Contratações em situações de anormalidade, flexibilização de normas e eficiência para salvar vidas

O que aprendemos com a pandemia COVID-19 e não podemos mais errar?

Contratação diretaNova Lei de Licitações

O decreto e reconhecimento de calamidade pública, decorrente de desastres naturais, pandemias ou grandes acidentes, exige respostas rápidas e eficazes por parte do Poder Público para minimizar danos e salvar vidas.

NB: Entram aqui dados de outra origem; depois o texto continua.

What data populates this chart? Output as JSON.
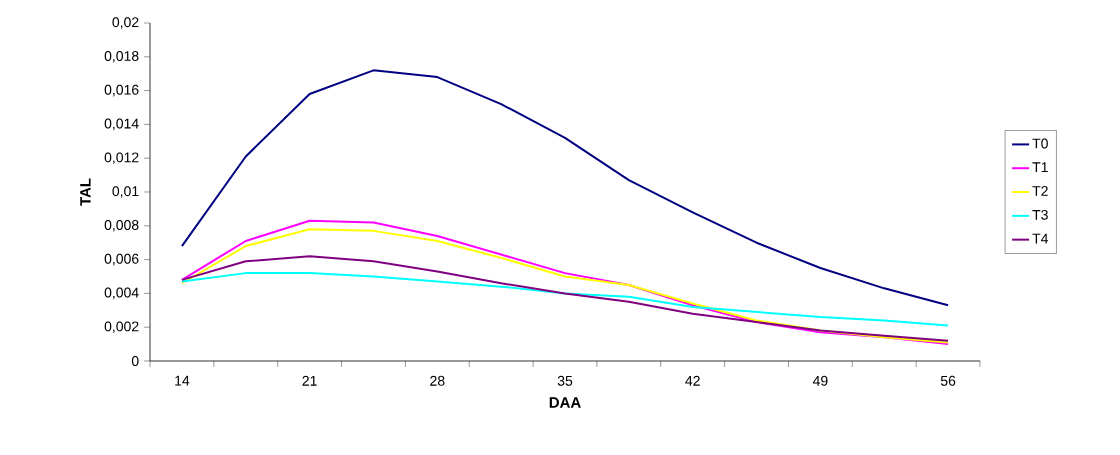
{
  "chart_data": {
    "type": "line",
    "xlabel": "DAA",
    "ylabel": "TAL",
    "categories": [
      "14",
      null,
      "21",
      null,
      "28",
      null,
      "35",
      null,
      "42",
      null,
      "49",
      null,
      "56"
    ],
    "series": [
      {
        "name": "T0",
        "color": "#000080",
        "values": [
          0.0068,
          0.0121,
          0.0158,
          0.0172,
          0.0168,
          0.0152,
          0.0132,
          0.0107,
          0.0088,
          0.007,
          0.0055,
          0.0043,
          0.0033
        ]
      },
      {
        "name": "T1",
        "color": "#ff00ff",
        "values": [
          0.0048,
          0.0071,
          0.0083,
          0.0082,
          0.0074,
          0.0063,
          0.0052,
          0.0045,
          0.0033,
          0.0023,
          0.0017,
          0.0014,
          0.001
        ]
      },
      {
        "name": "T2",
        "color": "#ffff00",
        "values": [
          0.0046,
          0.0068,
          0.0078,
          0.0077,
          0.0071,
          0.0061,
          0.005,
          0.0045,
          0.0034,
          0.0024,
          0.0018,
          0.0014,
          0.0011
        ]
      },
      {
        "name": "T3",
        "color": "#00ffff",
        "values": [
          0.0047,
          0.0052,
          0.0052,
          0.005,
          0.0047,
          0.0044,
          0.004,
          0.0038,
          0.0032,
          0.0029,
          0.0026,
          0.0024,
          0.0021
        ]
      },
      {
        "name": "T4",
        "color": "#800080",
        "values": [
          0.0048,
          0.0059,
          0.0062,
          0.0059,
          0.0053,
          0.0046,
          0.004,
          0.0035,
          0.0028,
          0.0023,
          0.0018,
          0.0015,
          0.0012
        ]
      }
    ],
    "ylim": [
      0,
      0.02
    ],
    "yticks": [
      0,
      {
        "value": 0.002,
        "label": "0,002"
      },
      {
        "value": 0.004,
        "label": "0,004"
      },
      {
        "value": 0.006,
        "label": "0,006"
      },
      {
        "value": 0.008,
        "label": "0,008"
      },
      {
        "value": 0.01,
        "label": "0,01"
      },
      {
        "value": 0.012,
        "label": "0,012"
      },
      {
        "value": 0.014,
        "label": "0,014"
      },
      {
        "value": 0.016,
        "label": "0,016"
      },
      {
        "value": 0.018,
        "label": "0,018"
      },
      {
        "value": 0.02,
        "label": "0,02"
      }
    ],
    "legend": "right",
    "grid": false,
    "marker": "none",
    "line_style": "solid"
  }
}
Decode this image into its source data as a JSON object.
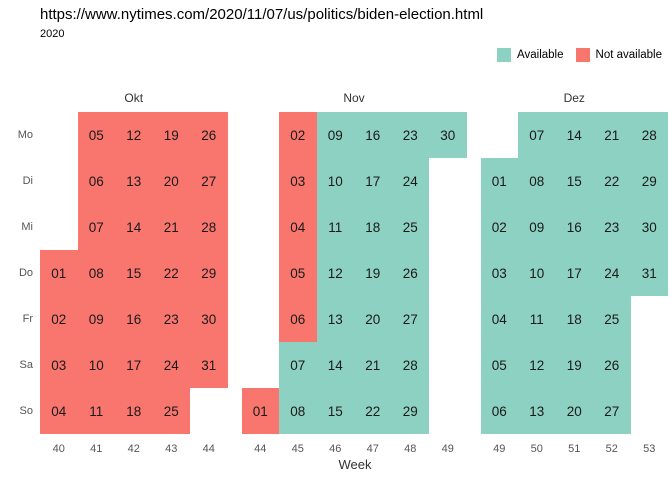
{
  "chart_data": {
    "type": "heatmap",
    "title": "https://www.nytimes.com/2020/11/07/us/politics/biden-election.html",
    "subtitle": "2020",
    "xlabel": "Week",
    "legend": [
      {
        "label": "Available",
        "status": "available",
        "color": "#8DD1C2"
      },
      {
        "label": "Not available",
        "status": "not_available",
        "color": "#F8766D"
      }
    ],
    "day_labels": [
      "Mo",
      "Di",
      "Mi",
      "Do",
      "Fr",
      "Sa",
      "So"
    ],
    "months": [
      {
        "name": "Okt",
        "weeks": [
          {
            "week": "40",
            "days": [
              null,
              null,
              null,
              {
                "day": "01",
                "status": "not_available"
              },
              {
                "day": "02",
                "status": "not_available"
              },
              {
                "day": "03",
                "status": "not_available"
              },
              {
                "day": "04",
                "status": "not_available"
              }
            ]
          },
          {
            "week": "41",
            "days": [
              {
                "day": "05",
                "status": "not_available"
              },
              {
                "day": "06",
                "status": "not_available"
              },
              {
                "day": "07",
                "status": "not_available"
              },
              {
                "day": "08",
                "status": "not_available"
              },
              {
                "day": "09",
                "status": "not_available"
              },
              {
                "day": "10",
                "status": "not_available"
              },
              {
                "day": "11",
                "status": "not_available"
              }
            ]
          },
          {
            "week": "42",
            "days": [
              {
                "day": "12",
                "status": "not_available"
              },
              {
                "day": "13",
                "status": "not_available"
              },
              {
                "day": "14",
                "status": "not_available"
              },
              {
                "day": "15",
                "status": "not_available"
              },
              {
                "day": "16",
                "status": "not_available"
              },
              {
                "day": "17",
                "status": "not_available"
              },
              {
                "day": "18",
                "status": "not_available"
              }
            ]
          },
          {
            "week": "43",
            "days": [
              {
                "day": "19",
                "status": "not_available"
              },
              {
                "day": "20",
                "status": "not_available"
              },
              {
                "day": "21",
                "status": "not_available"
              },
              {
                "day": "22",
                "status": "not_available"
              },
              {
                "day": "23",
                "status": "not_available"
              },
              {
                "day": "24",
                "status": "not_available"
              },
              {
                "day": "25",
                "status": "not_available"
              }
            ]
          },
          {
            "week": "44",
            "days": [
              {
                "day": "26",
                "status": "not_available"
              },
              {
                "day": "27",
                "status": "not_available"
              },
              {
                "day": "28",
                "status": "not_available"
              },
              {
                "day": "29",
                "status": "not_available"
              },
              {
                "day": "30",
                "status": "not_available"
              },
              {
                "day": "31",
                "status": "not_available"
              },
              null
            ]
          }
        ]
      },
      {
        "name": "Nov",
        "weeks": [
          {
            "week": "44",
            "days": [
              null,
              null,
              null,
              null,
              null,
              null,
              {
                "day": "01",
                "status": "not_available"
              }
            ]
          },
          {
            "week": "45",
            "days": [
              {
                "day": "02",
                "status": "not_available"
              },
              {
                "day": "03",
                "status": "not_available"
              },
              {
                "day": "04",
                "status": "not_available"
              },
              {
                "day": "05",
                "status": "not_available"
              },
              {
                "day": "06",
                "status": "not_available"
              },
              {
                "day": "07",
                "status": "available"
              },
              {
                "day": "08",
                "status": "available"
              }
            ]
          },
          {
            "week": "46",
            "days": [
              {
                "day": "09",
                "status": "available"
              },
              {
                "day": "10",
                "status": "available"
              },
              {
                "day": "11",
                "status": "available"
              },
              {
                "day": "12",
                "status": "available"
              },
              {
                "day": "13",
                "status": "available"
              },
              {
                "day": "14",
                "status": "available"
              },
              {
                "day": "15",
                "status": "available"
              }
            ]
          },
          {
            "week": "47",
            "days": [
              {
                "day": "16",
                "status": "available"
              },
              {
                "day": "17",
                "status": "available"
              },
              {
                "day": "18",
                "status": "available"
              },
              {
                "day": "19",
                "status": "available"
              },
              {
                "day": "20",
                "status": "available"
              },
              {
                "day": "21",
                "status": "available"
              },
              {
                "day": "22",
                "status": "available"
              }
            ]
          },
          {
            "week": "48",
            "days": [
              {
                "day": "23",
                "status": "available"
              },
              {
                "day": "24",
                "status": "available"
              },
              {
                "day": "25",
                "status": "available"
              },
              {
                "day": "26",
                "status": "available"
              },
              {
                "day": "27",
                "status": "available"
              },
              {
                "day": "28",
                "status": "available"
              },
              {
                "day": "29",
                "status": "available"
              }
            ]
          },
          {
            "week": "49",
            "days": [
              {
                "day": "30",
                "status": "available"
              },
              null,
              null,
              null,
              null,
              null,
              null
            ]
          }
        ]
      },
      {
        "name": "Dez",
        "weeks": [
          {
            "week": "49",
            "days": [
              null,
              {
                "day": "01",
                "status": "available"
              },
              {
                "day": "02",
                "status": "available"
              },
              {
                "day": "03",
                "status": "available"
              },
              {
                "day": "04",
                "status": "available"
              },
              {
                "day": "05",
                "status": "available"
              },
              {
                "day": "06",
                "status": "available"
              }
            ]
          },
          {
            "week": "50",
            "days": [
              {
                "day": "07",
                "status": "available"
              },
              {
                "day": "08",
                "status": "available"
              },
              {
                "day": "09",
                "status": "available"
              },
              {
                "day": "10",
                "status": "available"
              },
              {
                "day": "11",
                "status": "available"
              },
              {
                "day": "12",
                "status": "available"
              },
              {
                "day": "13",
                "status": "available"
              }
            ]
          },
          {
            "week": "51",
            "days": [
              {
                "day": "14",
                "status": "available"
              },
              {
                "day": "15",
                "status": "available"
              },
              {
                "day": "16",
                "status": "available"
              },
              {
                "day": "17",
                "status": "available"
              },
              {
                "day": "18",
                "status": "available"
              },
              {
                "day": "19",
                "status": "available"
              },
              {
                "day": "20",
                "status": "available"
              }
            ]
          },
          {
            "week": "52",
            "days": [
              {
                "day": "21",
                "status": "available"
              },
              {
                "day": "22",
                "status": "available"
              },
              {
                "day": "23",
                "status": "available"
              },
              {
                "day": "24",
                "status": "available"
              },
              {
                "day": "25",
                "status": "available"
              },
              {
                "day": "26",
                "status": "available"
              },
              {
                "day": "27",
                "status": "available"
              }
            ]
          },
          {
            "week": "53",
            "days": [
              {
                "day": "28",
                "status": "available"
              },
              {
                "day": "29",
                "status": "available"
              },
              {
                "day": "30",
                "status": "available"
              },
              {
                "day": "31",
                "status": "available"
              },
              null,
              null,
              null
            ]
          }
        ]
      }
    ]
  }
}
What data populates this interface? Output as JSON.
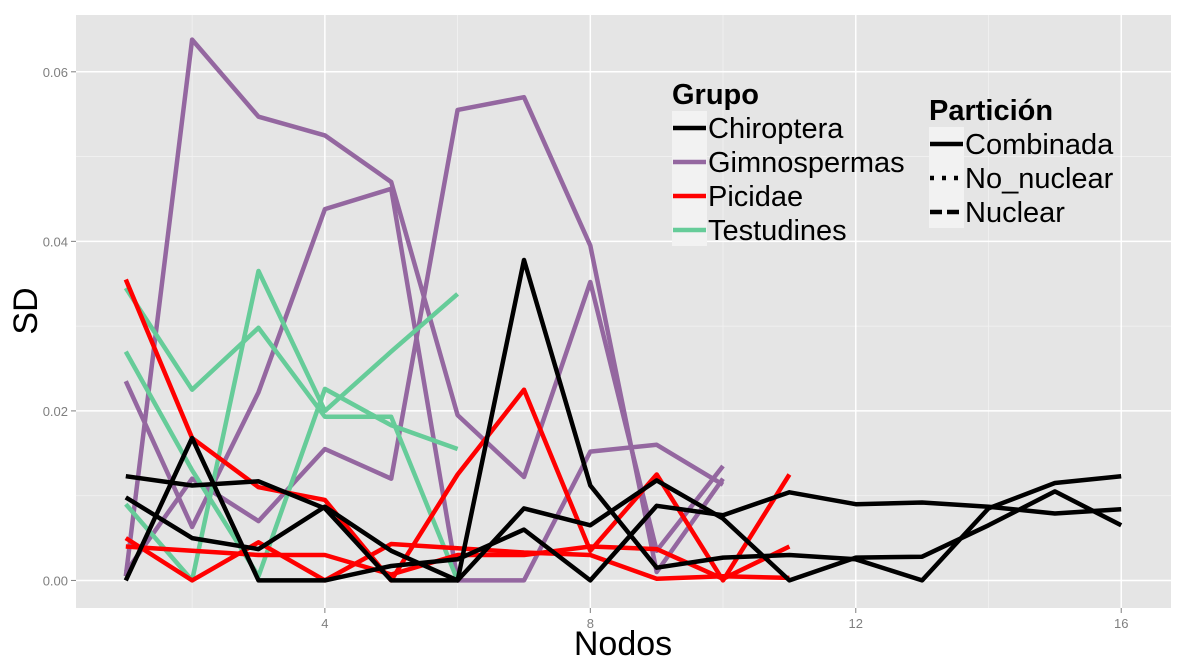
{
  "chart_data": {
    "type": "line",
    "xlabel": "Nodos",
    "ylabel": "SD",
    "xlim": [
      0.25,
      16.75
    ],
    "ylim": [
      -0.00325,
      0.0667
    ],
    "x_ticks": [
      4,
      8,
      12,
      16
    ],
    "y_ticks": [
      0.0,
      0.02,
      0.04,
      0.06
    ],
    "x_tick_labels": [
      "4",
      "8",
      "12",
      "16"
    ],
    "y_tick_labels": [
      "0.00",
      "0.02",
      "0.04",
      "0.06"
    ],
    "grid": true,
    "legend_placement": "inside top-right",
    "legends": {
      "grupo": {
        "title": "Grupo",
        "entries": [
          {
            "label": "Chiroptera",
            "color": "#000000"
          },
          {
            "label": "Gimnospermas",
            "color": "#9467a0"
          },
          {
            "label": "Picidae",
            "color": "#ff0000"
          },
          {
            "label": "Testudines",
            "color": "#66cc99"
          }
        ]
      },
      "particion": {
        "title": "Partición",
        "entries": [
          {
            "label": "Combinada",
            "linestyle": "solid"
          },
          {
            "label": "No_nuclear",
            "linestyle": "dotted"
          },
          {
            "label": "Nuclear",
            "linestyle": "dashed"
          }
        ]
      }
    },
    "series": [
      {
        "grupo": "Gimnospermas",
        "particion": "No_nuclear",
        "x": [
          1,
          2,
          3,
          4,
          5,
          6,
          7,
          8,
          9,
          10
        ],
        "y": [
          0.001,
          0.012,
          0.007,
          0.0155,
          0.012,
          0.0555,
          0.057,
          0.0395,
          0.001,
          0.012
        ]
      },
      {
        "grupo": "Gimnospermas",
        "particion": "Nuclear",
        "x": [
          1,
          2,
          3,
          4,
          5,
          6,
          7,
          8,
          9,
          10
        ],
        "y": [
          0.0005,
          0.0638,
          0.0547,
          0.0525,
          0.047,
          0.0195,
          0.0122,
          0.0352,
          0.0035,
          0.0135
        ]
      },
      {
        "grupo": "Gimnospermas",
        "particion": "Combinada",
        "x": [
          1,
          2,
          3,
          4,
          5,
          6,
          7,
          8,
          9,
          10
        ],
        "y": [
          0.0235,
          0.0063,
          0.0222,
          0.0438,
          0.0462,
          0.0,
          0.0,
          0.0152,
          0.016,
          0.0113
        ]
      },
      {
        "grupo": "Testudines",
        "particion": "No_nuclear",
        "x": [
          1,
          2,
          3,
          4,
          5,
          6
        ],
        "y": [
          0.0345,
          0.0225,
          0.0298,
          0.0193,
          0.0193,
          0.0
        ]
      },
      {
        "grupo": "Testudines",
        "particion": "Nuclear",
        "x": [
          1,
          2,
          3,
          4,
          5,
          6
        ],
        "y": [
          0.009,
          0.0,
          0.0365,
          0.02,
          0.027,
          0.0338
        ]
      },
      {
        "grupo": "Testudines",
        "particion": "Combinada",
        "x": [
          1,
          2,
          3,
          4,
          5,
          6
        ],
        "y": [
          0.027,
          0.013,
          0.0005,
          0.0226,
          0.0183,
          0.0155
        ]
      },
      {
        "grupo": "Picidae",
        "particion": "No_nuclear",
        "x": [
          1,
          2,
          3,
          4,
          5,
          6,
          7,
          8,
          9,
          10,
          11
        ],
        "y": [
          0.0355,
          0.0168,
          0.011,
          0.0095,
          0.0,
          0.0125,
          0.0225,
          0.0035,
          0.0125,
          0.0,
          0.0125
        ]
      },
      {
        "grupo": "Picidae",
        "particion": "Nuclear",
        "x": [
          1,
          2,
          3,
          4,
          5,
          6,
          7,
          8,
          9,
          10,
          11
        ],
        "y": [
          0.005,
          0.0,
          0.0045,
          0.0,
          0.0043,
          0.0038,
          0.0033,
          0.003,
          0.0002,
          0.0005,
          0.0003
        ]
      },
      {
        "grupo": "Picidae",
        "particion": "Combinada",
        "x": [
          1,
          2,
          3,
          4,
          5,
          6,
          7,
          8,
          9,
          10,
          11
        ],
        "y": [
          0.004,
          0.0035,
          0.003,
          0.003,
          0.0007,
          0.003,
          0.003,
          0.004,
          0.0037,
          0.0002,
          0.004
        ]
      },
      {
        "grupo": "Chiroptera",
        "particion": "No_nuclear",
        "x": [
          1,
          2,
          3,
          4,
          5,
          6,
          7,
          8,
          9,
          10,
          11,
          12,
          13,
          14,
          15,
          16
        ],
        "y": [
          0.0123,
          0.0112,
          0.0117,
          0.0085,
          0.0,
          0.0,
          0.0378,
          0.0112,
          0.0015,
          0.0027,
          0.003,
          0.0025,
          0.0,
          0.0085,
          0.0115,
          0.0123
        ]
      },
      {
        "grupo": "Chiroptera",
        "particion": "Nuclear",
        "x": [
          1,
          2,
          3,
          4,
          5,
          6,
          7,
          8,
          9,
          10,
          11,
          12,
          13,
          14,
          15,
          16
        ],
        "y": [
          0.0098,
          0.005,
          0.0037,
          0.0087,
          0.0035,
          0.0,
          0.0085,
          0.0065,
          0.0118,
          0.0073,
          0.0,
          0.0027,
          0.0028,
          0.0065,
          0.0105,
          0.0065
        ]
      },
      {
        "grupo": "Chiroptera",
        "particion": "Combinada",
        "x": [
          1,
          2,
          3,
          4,
          5,
          6,
          7,
          8,
          9,
          10,
          11,
          12,
          13,
          14,
          15,
          16
        ],
        "y": [
          0.0,
          0.0168,
          0.0,
          0.0,
          0.0017,
          0.0025,
          0.006,
          0.0,
          0.0088,
          0.0077,
          0.0104,
          0.009,
          0.0092,
          0.0087,
          0.0079,
          0.0084
        ]
      }
    ]
  },
  "styles": {
    "panel_bg": "#e5e5e5",
    "grid_major": "#ffffff",
    "grid_minor": "#f2f2f2",
    "group_colors": {
      "Chiroptera": "#000000",
      "Gimnospermas": "#9467a0",
      "Picidae": "#ff0000",
      "Testudines": "#66cc99"
    }
  }
}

Nessas situações, a administração pública enfrenta desafios significativos, incluindo a necessidade de contratar serviços e adquirir bens em curto espaço de tempo, sendo importante a previsão de mecanismos que permitem a flexibilização de procedimentos administrativos, especialmente no que tange às contratações emergenciais.

Durante a pandemia da COVID-19, as contratações emergenciais se tornaram tema central, evidenciando a necessidade de uma resposta ágil e eficaz por parte da União, Estados e Municípios.

A emergência sanitária global impôs pressão sem precedentes sobre os sistemas de saúde e a administração pública, exigindo a aquisição rápida de equipamentos médicos, vacinas e outros insumos críticos.

A experiência com a pandemia, portanto, demonstrou que a rigidez dos procedimentos licitatórios tradicionais pode comprometer a capacidade do Estado de responder prontamente a crises, colocando vidas em risco. Nesse contexto, a Lei n° 13.979, de 6 de fevereiro de 2020 (“Lei do Coronavírus”), estabeleceu uma série de medidas para enfrentamento emergencial da Covid-19, dentre as quais a dispensa de “licitação para aquisição de bens, serviços, inclusive de engenharia, e insumos destinados ao enfrentamento da emergência de saúde pública de importância internacional decorrente do coronavírus” (art. 4º).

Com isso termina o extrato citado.